I am trying some questions from Apostol's Introduction to ANT and couldn't solve this particular problem on page 277.
I tried using Abel's summation Formula given in section 4.2 as follows:
$\frac{\chi(n) }{n^s}= \frac{S(M) }{M^s}+ s\int_{1}^{M}\frac{S(x) }{x^{s+1}} dx$ from which I got $L(s, \chi) = \sum_{n=M+1}^{\infty} \frac{\chi(n) }{n^s} + \frac{S(M) }{M^s}+s\int_{1}^{M}\frac{S(x) }{x^{s+1}} dx$
I am not able go to proceed from here as in integration limit is from 1 to $\infty$ and integrand is S(x) -S(N).

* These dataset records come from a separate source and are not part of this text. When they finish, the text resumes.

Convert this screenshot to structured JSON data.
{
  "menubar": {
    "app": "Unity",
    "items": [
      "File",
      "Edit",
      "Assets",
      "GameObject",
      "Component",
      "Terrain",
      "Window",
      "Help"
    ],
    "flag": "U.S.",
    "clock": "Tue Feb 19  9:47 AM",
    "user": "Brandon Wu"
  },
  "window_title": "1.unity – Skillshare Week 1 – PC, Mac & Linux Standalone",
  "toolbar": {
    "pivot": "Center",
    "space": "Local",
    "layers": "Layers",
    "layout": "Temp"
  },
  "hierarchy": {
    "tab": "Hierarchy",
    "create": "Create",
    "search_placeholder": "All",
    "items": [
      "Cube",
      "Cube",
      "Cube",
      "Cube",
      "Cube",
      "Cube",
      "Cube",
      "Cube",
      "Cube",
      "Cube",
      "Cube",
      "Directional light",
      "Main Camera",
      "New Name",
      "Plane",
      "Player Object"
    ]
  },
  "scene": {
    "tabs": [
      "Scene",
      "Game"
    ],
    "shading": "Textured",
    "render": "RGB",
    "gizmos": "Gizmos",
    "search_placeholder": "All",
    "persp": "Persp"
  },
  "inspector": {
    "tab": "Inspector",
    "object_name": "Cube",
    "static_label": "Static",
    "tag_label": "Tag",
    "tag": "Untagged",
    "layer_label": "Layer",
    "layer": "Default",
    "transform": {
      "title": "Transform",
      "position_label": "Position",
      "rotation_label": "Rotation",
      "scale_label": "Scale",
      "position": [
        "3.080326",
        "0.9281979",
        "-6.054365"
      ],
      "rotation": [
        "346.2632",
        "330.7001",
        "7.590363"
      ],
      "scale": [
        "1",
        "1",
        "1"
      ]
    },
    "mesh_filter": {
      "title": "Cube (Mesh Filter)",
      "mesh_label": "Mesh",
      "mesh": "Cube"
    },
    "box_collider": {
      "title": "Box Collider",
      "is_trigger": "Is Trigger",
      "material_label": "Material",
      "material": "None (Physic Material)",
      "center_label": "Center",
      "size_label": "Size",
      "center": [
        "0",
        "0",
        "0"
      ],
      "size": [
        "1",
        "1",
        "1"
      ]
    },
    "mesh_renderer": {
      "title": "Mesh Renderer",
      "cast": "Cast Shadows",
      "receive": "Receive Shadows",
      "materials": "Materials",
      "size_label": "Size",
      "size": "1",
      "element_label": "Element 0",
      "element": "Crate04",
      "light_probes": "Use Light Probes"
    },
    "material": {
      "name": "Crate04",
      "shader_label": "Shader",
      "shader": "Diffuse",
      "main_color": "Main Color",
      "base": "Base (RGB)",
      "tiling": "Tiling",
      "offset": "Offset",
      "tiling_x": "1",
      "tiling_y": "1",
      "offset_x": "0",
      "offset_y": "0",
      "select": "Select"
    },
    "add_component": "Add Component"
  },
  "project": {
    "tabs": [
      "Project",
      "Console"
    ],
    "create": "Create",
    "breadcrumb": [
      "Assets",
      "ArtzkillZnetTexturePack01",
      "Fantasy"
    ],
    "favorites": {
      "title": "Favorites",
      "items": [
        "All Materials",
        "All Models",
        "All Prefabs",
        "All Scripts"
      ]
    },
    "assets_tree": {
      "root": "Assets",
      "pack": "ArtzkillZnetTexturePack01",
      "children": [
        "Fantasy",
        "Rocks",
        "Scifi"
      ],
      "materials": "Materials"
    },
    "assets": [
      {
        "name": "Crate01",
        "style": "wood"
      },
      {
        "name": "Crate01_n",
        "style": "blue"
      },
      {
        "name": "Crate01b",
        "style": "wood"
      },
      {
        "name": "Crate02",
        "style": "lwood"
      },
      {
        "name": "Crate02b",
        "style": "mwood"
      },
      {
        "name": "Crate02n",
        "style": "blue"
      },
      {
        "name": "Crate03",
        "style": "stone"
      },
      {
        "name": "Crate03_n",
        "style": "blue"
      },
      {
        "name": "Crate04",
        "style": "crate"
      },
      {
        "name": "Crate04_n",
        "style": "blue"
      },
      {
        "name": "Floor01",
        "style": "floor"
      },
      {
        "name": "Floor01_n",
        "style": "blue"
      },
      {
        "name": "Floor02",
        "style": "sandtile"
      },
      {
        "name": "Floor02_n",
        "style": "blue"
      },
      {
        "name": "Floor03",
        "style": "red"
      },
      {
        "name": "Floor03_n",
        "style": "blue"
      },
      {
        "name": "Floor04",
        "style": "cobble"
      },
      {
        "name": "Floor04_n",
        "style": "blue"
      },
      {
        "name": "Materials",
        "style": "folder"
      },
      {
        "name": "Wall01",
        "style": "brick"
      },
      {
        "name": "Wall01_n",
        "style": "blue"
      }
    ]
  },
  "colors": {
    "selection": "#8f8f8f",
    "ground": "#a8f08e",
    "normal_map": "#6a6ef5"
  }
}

Can you please tell how should I proceed?
Thanks!!
For $\sigma>0$ and $1\le N<M$, by Abel's summation formula \begin{align} \sum_{n=1}^{M}\frac{\chi(n)}{n^s}&=\sum_{n=1}^{N}\frac{\chi(n)}{n^s}+\sum_{n=N+1}^{M}\frac{\chi(n)}{n^s}\\ &=\sum_{n=1}^{N}\frac{\chi(n)}{n^s}-\frac{S(N)}{N^S}+\frac{S(M)}{M^S}+s\int_{N}^{M}\frac{S(x)}{x^{\sigma+1}}dx \end{align} Noting $\sigma>1$ and $S(x)=O(1)$, let $M\to\infty$. As a consequence $S(M)M^{-s}\to0$ and the integral converges. This means \begin{align} L(S,\chi)&=\sum_{n=1}^{N}\frac{\chi(n)}{n^s}-\frac{S(N)}{N^s}+s\int_{N}^{\infty}\frac{S(x)}{x^{\sigma+1}}dx\\ &=\sum_{n=1}^{N}\frac{\chi(n)}{n^s}+s\int_{N}^{\infty}\frac{S(x)-S(N)}{x^{s+1}}dx \end{align} this completed the proof.